New York-based Moody's on Friday also said second-quarter profit jumped 40 percent on strong demand for ratings. It said full-year profit and revenue may rise roughly twice as fast as it had previously forecast.
Moody's shares fell as much as 2.9 percent.
In its quarterly report filed with securities regulators, Moody's said it received a subpoena on July 13 for documents regarding its financial strength and subordinated debt ratings for reinsurers since Jan. 1, 1997.
Many federal and state regulators are conducting wide-ranging probes into insurance industry practices.
Moody's also received a subpoena on May 11 for documents related to its credit policies since 1999, securities offerings backed by jumbo mortgages from prime borrowers, and credit enhancement documents. The inquiry into the offerings and products covers June 30, 2000, to June 30, 2003.
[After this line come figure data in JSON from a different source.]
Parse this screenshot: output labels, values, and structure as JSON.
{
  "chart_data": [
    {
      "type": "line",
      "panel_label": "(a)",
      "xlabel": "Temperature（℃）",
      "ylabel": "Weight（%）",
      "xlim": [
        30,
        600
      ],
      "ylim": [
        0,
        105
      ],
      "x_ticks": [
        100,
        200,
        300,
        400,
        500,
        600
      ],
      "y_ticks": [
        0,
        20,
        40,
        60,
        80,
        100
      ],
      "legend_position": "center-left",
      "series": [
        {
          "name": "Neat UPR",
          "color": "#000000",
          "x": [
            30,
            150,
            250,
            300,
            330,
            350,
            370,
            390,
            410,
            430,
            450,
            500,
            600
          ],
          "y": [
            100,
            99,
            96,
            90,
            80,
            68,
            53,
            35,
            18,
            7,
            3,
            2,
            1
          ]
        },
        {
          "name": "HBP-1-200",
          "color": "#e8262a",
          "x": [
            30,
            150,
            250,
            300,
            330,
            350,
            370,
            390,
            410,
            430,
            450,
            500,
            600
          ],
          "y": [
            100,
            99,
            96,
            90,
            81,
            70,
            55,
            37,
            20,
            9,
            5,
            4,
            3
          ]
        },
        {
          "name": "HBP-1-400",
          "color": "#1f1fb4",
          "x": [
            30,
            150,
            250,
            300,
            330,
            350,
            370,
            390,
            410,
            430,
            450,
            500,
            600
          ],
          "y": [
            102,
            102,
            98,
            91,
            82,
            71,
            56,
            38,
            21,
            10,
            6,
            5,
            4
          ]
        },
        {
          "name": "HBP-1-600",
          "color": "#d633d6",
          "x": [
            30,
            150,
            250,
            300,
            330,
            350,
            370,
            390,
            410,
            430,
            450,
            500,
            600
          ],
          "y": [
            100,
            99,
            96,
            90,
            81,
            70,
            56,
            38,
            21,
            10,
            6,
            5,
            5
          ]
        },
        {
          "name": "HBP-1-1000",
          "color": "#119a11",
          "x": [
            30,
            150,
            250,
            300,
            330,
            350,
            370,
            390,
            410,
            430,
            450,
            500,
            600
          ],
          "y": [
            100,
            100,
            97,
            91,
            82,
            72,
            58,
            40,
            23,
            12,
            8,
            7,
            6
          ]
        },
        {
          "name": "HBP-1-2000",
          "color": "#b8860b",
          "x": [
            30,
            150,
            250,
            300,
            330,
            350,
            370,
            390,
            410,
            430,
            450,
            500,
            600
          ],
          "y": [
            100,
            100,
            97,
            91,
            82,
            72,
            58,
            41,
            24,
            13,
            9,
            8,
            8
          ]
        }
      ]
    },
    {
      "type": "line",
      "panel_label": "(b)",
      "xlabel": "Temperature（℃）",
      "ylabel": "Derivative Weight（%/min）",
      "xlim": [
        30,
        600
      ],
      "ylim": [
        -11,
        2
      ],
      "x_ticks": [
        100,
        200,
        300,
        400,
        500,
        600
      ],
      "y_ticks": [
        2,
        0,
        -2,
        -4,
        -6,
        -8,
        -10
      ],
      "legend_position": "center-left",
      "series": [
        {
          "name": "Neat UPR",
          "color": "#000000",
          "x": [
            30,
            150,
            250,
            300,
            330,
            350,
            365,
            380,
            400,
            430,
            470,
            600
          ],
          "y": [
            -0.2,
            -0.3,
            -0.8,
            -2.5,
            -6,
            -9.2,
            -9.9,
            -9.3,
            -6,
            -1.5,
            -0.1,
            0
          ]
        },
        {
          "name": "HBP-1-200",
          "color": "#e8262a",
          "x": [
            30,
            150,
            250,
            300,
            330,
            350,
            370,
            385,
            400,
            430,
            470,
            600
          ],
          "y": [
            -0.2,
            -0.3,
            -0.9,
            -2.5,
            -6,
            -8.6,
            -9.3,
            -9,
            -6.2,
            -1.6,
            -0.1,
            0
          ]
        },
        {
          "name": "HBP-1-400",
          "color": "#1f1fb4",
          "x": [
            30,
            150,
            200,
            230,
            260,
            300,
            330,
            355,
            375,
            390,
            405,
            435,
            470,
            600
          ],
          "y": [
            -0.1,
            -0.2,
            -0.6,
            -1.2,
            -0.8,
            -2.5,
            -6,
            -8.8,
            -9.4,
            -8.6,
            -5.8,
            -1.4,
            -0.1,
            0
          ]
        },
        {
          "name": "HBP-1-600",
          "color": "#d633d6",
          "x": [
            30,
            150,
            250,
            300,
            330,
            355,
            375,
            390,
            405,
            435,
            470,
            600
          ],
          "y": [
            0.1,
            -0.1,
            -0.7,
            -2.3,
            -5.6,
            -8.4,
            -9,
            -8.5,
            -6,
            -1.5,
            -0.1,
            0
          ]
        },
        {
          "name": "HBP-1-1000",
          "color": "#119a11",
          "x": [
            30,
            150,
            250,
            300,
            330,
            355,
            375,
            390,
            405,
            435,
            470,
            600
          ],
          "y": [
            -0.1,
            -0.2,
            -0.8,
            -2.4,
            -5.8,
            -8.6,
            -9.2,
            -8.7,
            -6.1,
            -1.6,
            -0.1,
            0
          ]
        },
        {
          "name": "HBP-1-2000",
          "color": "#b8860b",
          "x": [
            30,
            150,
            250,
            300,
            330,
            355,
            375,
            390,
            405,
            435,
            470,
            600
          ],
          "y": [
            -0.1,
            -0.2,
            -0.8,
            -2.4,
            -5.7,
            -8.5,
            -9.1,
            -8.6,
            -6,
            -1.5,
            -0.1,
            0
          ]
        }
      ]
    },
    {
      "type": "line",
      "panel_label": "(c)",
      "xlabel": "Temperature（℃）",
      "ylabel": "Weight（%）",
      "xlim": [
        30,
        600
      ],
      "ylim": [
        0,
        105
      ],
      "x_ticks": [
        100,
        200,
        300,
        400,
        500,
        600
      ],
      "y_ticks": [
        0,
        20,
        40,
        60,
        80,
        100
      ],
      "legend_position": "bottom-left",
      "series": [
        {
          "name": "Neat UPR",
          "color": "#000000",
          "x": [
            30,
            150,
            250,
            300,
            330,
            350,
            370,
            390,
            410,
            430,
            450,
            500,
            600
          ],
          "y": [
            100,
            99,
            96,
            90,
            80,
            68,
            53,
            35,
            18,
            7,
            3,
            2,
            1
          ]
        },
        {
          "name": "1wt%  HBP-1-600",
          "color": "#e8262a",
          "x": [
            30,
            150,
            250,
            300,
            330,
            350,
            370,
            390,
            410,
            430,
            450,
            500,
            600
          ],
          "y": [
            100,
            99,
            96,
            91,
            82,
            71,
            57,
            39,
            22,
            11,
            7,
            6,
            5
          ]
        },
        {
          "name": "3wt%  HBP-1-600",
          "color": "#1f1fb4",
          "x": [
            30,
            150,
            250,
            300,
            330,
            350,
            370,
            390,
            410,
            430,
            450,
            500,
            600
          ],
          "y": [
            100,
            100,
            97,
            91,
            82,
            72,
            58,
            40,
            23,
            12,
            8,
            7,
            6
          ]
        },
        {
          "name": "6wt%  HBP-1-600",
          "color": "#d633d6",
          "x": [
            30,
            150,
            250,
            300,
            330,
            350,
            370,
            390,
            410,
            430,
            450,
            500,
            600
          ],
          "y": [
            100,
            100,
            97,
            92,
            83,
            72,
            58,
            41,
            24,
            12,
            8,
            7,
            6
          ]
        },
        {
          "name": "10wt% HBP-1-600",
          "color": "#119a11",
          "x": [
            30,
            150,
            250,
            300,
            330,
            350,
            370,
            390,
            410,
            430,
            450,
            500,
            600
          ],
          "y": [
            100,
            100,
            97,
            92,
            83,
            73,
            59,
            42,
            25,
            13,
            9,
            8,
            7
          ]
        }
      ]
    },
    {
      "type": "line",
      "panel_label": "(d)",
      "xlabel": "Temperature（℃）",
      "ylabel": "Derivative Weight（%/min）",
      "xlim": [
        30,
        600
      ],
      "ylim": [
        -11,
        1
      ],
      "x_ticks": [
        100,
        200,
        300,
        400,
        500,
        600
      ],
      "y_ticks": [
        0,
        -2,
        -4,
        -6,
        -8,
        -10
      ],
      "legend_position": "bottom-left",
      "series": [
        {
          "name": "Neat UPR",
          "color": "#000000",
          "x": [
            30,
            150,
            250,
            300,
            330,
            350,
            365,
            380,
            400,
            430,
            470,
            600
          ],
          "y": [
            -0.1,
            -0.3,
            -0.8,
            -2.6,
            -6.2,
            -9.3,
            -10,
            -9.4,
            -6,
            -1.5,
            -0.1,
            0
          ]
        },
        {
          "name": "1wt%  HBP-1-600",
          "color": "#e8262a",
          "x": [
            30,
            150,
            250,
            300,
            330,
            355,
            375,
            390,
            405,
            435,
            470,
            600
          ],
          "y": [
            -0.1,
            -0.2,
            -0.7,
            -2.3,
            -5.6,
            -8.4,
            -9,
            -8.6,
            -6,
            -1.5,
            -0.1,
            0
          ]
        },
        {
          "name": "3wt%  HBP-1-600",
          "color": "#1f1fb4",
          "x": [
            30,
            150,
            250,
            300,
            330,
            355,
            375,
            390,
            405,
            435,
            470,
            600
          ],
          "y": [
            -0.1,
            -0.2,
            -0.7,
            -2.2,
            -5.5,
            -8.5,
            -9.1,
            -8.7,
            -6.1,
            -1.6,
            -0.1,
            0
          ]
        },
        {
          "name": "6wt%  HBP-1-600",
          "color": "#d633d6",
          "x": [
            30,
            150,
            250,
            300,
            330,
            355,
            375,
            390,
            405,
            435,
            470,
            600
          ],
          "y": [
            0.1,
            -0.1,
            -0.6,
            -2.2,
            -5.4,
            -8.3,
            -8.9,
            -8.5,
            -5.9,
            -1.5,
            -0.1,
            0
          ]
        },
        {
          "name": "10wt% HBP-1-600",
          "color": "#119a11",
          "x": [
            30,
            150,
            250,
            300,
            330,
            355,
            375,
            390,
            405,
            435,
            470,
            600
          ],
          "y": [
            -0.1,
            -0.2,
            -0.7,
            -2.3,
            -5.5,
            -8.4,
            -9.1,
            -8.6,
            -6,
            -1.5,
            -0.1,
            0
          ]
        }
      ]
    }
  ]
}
Moody's said it was responding and intends to continue cooperating with Spitzer's office. Spokeswoman Fran Laserson declined to elaborate but said, "We think the timing of the disclosure is appropriate."
A spokesman for Spitzer had no immediate comment.
Ratings help determine how much issuers pay to borrow money in the capital markets.
Moody's Investors Service (search) rates credit-worthiness on a 21-notch scale from "Aaa" to "C."
It is one of five nationally recognized credit rating agencies. The others are McGraw-Hill Cos.' Standard & Poor's (search), Fimalac SA's Fitch Ratings (search), A.M. Best Co. and Canada's Dominion Bond Rating Service.
S&P and DBRS have not received subpoenas from Spitzer, company representatives said. Fitch and A.M. Best did not immediately return calls seeking comment.
Moody's shares fell $1.23, or 2.5 percent, to $48.20, on the New York Stock Exchange (search) after earlier falling to $47.99. They had touched a record high on Thursday.
Quarterly net income for Moody's increased to $145.4 million, or 47 cents per share, from $103.5 million, or 34 cents, a year earlier. Results reflected a stock split in May.
Excluding a charge of 2 cents per share related to Japanese sales tax issues, profit was 49 cents per share, 6 cents above the average view of analysts polled by Reuters Estimates.
Revenue rose 25 percent to $446.8 million, including increases of 22 percent in the United States and 30 percent elsewhere. Analysts, on average, forecast $397.7 million.
Moody's expects 2005 profit per share before items to increase 13 percent to 17 percent from a year earlier, and revenue to rise 13 percent to 16 percent. In April, it had forecast 7 percent to 10 percent increases for both.
Analysts, on average, had projected growth of 10 percent in profit per share and 11 percent in revenue.
In a statement, Chief Executive Raymond McDaniel said revenue growth from U.S. residential mortgage-backed and home equity securities ratings was "particularly strong."
Ratings revenue rose 28 percent, to $363.3 million, and in structured finance increased 43 percent. Revenue from research rose 25 percent, and from Moody's KMV risk unit fell 2 percent.